Silversea named Felicity Ann Dawn Aston (MBE, FRGS) as the Godmother of its newest ship - Silver Endeavour/fka Crystal Endeavor.
Felicity Aston is a polar explorer, author, TV presenter, and climate scientist. She became the first woman to ski solo across Antarctica back in 2012, as well as the first person to traverse the white continent by muscle power alone.
Felicity Aston has since been awarded the Polar Medal and appointed MBE for services to exploration.
The ship’s Godmother blesses the newbuild for good fortune during the official christening ceremony. Aston will name Silver Endeavour as part of a planned intimate ceremony in Antarctica, due to be held in the days before the inaugural voyage of the ship, departing on November 21, 2022.
In her career that has spanned over 20 years, Felicity has undertaken challenging expeditions in the most extreme environments of the globe often as the leader of trips, including that of the first-ever British women’s team to cross the Greenland ice sheet and record-breaking teams of women on ski expeditions to the South and North Poles. Her longest adventure in Antarctica involves the 39-month stint at Rothera Research Station, where from 2000 she was monitoring the climate/the ozone layer as a meteorologist for the BAC-British Antarctic Survey.

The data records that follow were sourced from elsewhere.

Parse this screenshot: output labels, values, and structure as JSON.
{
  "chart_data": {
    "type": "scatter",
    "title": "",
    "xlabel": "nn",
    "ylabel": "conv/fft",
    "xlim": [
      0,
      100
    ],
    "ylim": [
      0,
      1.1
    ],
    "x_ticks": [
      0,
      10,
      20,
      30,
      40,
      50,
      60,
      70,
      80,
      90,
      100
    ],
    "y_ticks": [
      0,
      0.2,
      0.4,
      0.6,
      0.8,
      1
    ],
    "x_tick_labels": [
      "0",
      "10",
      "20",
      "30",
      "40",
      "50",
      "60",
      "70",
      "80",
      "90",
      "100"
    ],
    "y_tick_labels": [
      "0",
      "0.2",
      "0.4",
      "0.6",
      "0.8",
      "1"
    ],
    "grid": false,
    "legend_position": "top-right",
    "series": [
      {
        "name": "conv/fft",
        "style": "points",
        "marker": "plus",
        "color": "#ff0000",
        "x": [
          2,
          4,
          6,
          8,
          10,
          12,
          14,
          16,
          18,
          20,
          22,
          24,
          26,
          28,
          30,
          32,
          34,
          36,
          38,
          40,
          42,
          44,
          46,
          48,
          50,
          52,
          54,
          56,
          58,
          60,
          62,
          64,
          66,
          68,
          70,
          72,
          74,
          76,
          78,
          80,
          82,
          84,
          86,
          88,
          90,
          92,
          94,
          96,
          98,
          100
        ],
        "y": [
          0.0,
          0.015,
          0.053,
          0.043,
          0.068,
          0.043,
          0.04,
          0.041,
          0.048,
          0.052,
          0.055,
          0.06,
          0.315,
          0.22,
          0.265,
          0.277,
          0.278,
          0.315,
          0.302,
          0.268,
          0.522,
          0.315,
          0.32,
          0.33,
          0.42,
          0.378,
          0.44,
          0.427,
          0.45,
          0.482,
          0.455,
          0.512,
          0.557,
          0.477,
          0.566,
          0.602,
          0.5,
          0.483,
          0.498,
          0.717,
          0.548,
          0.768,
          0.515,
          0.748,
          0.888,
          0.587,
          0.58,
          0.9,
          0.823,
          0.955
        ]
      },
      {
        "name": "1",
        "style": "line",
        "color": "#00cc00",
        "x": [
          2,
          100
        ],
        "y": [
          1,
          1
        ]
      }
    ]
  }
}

Now based at the National Oceanography Centre and the University of Southampton in the UK, where she is investigating airborne microplastic pollution on polar sea ice, her work has plugged data gaps, reshaping scientific understanding. Next year, Aston will be continuing the leadership of the Before It’s Gone North Pole expedition, a project to collect material for Arctic Ocean sea ice research. She has published 5 books about exploration and expeditions; co-presented a couple of BBC documentaries; and has been featured in Marie Claire, National Geographic, and Vanity Fair.
Aston is a Fellow of the Royal Geographical Society in London UK and The Explorers Club in New York City, as well as a member of the Society of Women Geographers.